Les 62 nationalités représentées à l’Université forment une « Commune ». Le président et les fonctionnaires de la Commune sont élus tous les trois mois au suffrage universel. Un étudiant délégué prend part à la gestion économique et administrative. A tour de rôle, tous les étudiants doivent travailler à la cuisine, à la bibliothèque, au club, etc. Tous les « délits » et différends sont jugés par un tribunal élu et en présence de tous les camarades.
La Commune se réunit une fois par semaine pour discuter la situation politique et économique internationale. De temps en temps, on organise des meetings et des soirées récréatives, où les artistes improvisés vous font goûter l’art et la littérature des contrées lointaines, les plus diverses.

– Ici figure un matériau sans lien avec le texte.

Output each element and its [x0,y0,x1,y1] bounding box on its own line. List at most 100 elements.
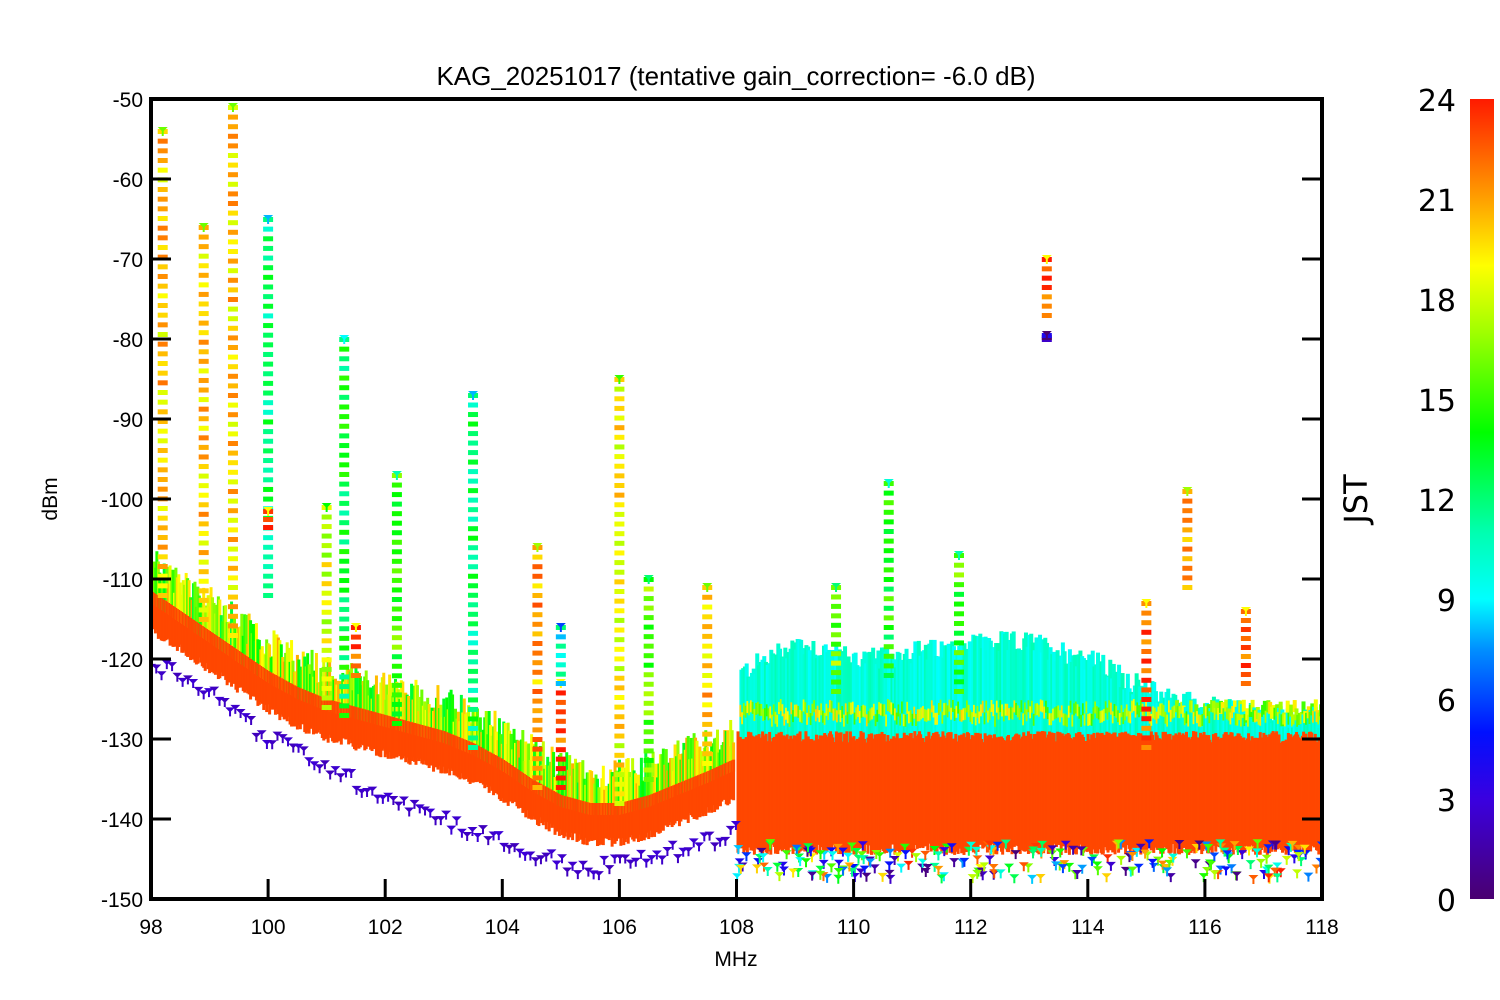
peak-mark [468,630,479,636]
x-tick-label: 98 [139,916,162,939]
low-scatter-point [1050,861,1061,871]
minimum-trace-point [520,851,531,861]
low-scatter-point [778,866,789,876]
peak-mark [227,585,238,590]
peak-mark [643,653,654,659]
peak-mark [227,297,238,302]
low-scatter-point [1194,840,1205,850]
peak-top-point [157,127,168,136]
peak-mark [227,316,238,322]
y-tick-label: -90 [113,409,143,432]
floor-band-mark [314,652,318,707]
peak-mark [953,679,964,685]
minimum-trace-point [451,816,462,826]
low-scatter-point [1092,866,1103,876]
low-scatter-point [815,850,826,860]
chart-title: KAG_20251017 (tentative gain_correction=… [436,61,1035,91]
peak-mark [391,577,402,583]
peak-mark [532,621,543,627]
peak-mark [532,698,543,704]
elevated-floor-mark [1250,699,1255,712]
low-scatter-point [1244,846,1255,856]
peak-mark [883,509,894,515]
low-scatter-point [833,868,844,878]
peak-mark [391,663,402,669]
peak-mark [532,737,543,742]
floor-band-mark [350,663,354,718]
peak-mark [227,153,238,158]
peak-mark [468,668,479,674]
peak-mark [468,725,479,731]
peak-mark [702,682,713,688]
peak-mark [614,396,625,402]
low-scatter-point [1144,839,1155,849]
peak-mark [157,506,168,511]
low-scatter-point [762,866,773,876]
low-scatter-point [929,846,940,856]
low-scatter-point [989,869,1000,879]
peak-mark [555,785,566,790]
floor-band-mark [451,694,455,746]
low-scatter-point [1289,854,1300,864]
peak-mark [339,635,350,641]
peak-mark [614,714,625,720]
peak-mark [157,525,168,531]
minimum-trace-point [720,836,731,846]
peak-mark [555,718,566,724]
peak-mark [532,583,543,589]
minimum-trace-point [456,828,467,838]
peak-mark [614,646,625,652]
peak-mark [1240,663,1251,668]
peak-mark [227,114,238,120]
peak-mark [198,492,209,498]
minimum-trace-point [530,857,541,867]
peak-mark [339,404,350,410]
low-scatter-point [1028,849,1039,859]
peak-mark [1141,620,1152,626]
low-scatter-point [1270,840,1281,850]
low-scatter-point [1055,848,1066,858]
low-scatter-point [781,850,792,860]
low-scatter-point [1133,863,1144,873]
peak-mark [227,604,238,610]
peak-mark [468,431,479,437]
peak-mark [227,239,238,245]
peak-mark [643,757,654,763]
y-tick-label: -130 [101,729,143,752]
peak-mark [350,673,361,678]
peak-mark [831,670,842,676]
peak-mark [532,650,543,656]
peak-mark [883,663,894,669]
peak-mark [157,216,168,221]
peak-mark [702,624,713,630]
peak-mark [468,469,479,475]
peak-mark [883,538,894,544]
low-scatter-point [1077,864,1088,874]
peak-mark [263,458,274,464]
peak-mark [643,767,654,773]
peak-mark [702,604,713,610]
low-scatter-point [936,874,947,884]
peak-mark [468,745,479,750]
peak-mark [339,356,350,362]
peak-mark [532,612,543,618]
peak-mark [263,486,274,492]
peak-mark [157,535,168,540]
minimum-trace-point [309,761,320,771]
peak-mark [532,756,543,762]
peak-top-point [468,391,479,400]
peak-mark [702,741,713,747]
peak-mark [831,594,842,600]
peak-mark [321,581,332,587]
minimum-trace-point [462,831,473,841]
peak-mark [263,226,274,232]
peak-mark [614,695,625,700]
peak-mark [263,323,274,329]
low-scatter-point [966,841,977,851]
minimum-trace-point [203,688,214,698]
minimum-trace-point [346,768,357,778]
low-scatter-point [933,851,944,861]
low-scatter-point [1272,862,1283,872]
peak-mark [831,689,842,694]
peak-mark [227,489,238,494]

Un fait caractéristique entre tous, et qui illustre la « barbarie » des bolcheviks: non seulement ils traitent ces coloniaux «inférieurs » en frères, mais encore ils les invitent à participer à la vie politique de la Russie. Aux élections soviétiques, les étudiants, qui, dans leur pays d’origine, sont des «sujets », des « protégés », c’est à dire qu’ils n’ont d’autre droit que celui de payer, qui n’ont pas voix au chapitre dans les affaires de leur propre pays, et à qui il n’est pas permis de parler de politique, participent au suffrage populaire et envoient leurs délégués siéger aux Soviets.
Que mes frères des colonies, qui s’usent à quémander en vain la naturalisation, fassent la comparaison entre la démocratie bourgeoise et la démocratie ouvrière !
Tous ces étudiants ont souffert et ont vu souffrir. Tous ont vécu sous la « civilisation supérieure » et sous l’exploitation et l’oppression du capitalisme étranger.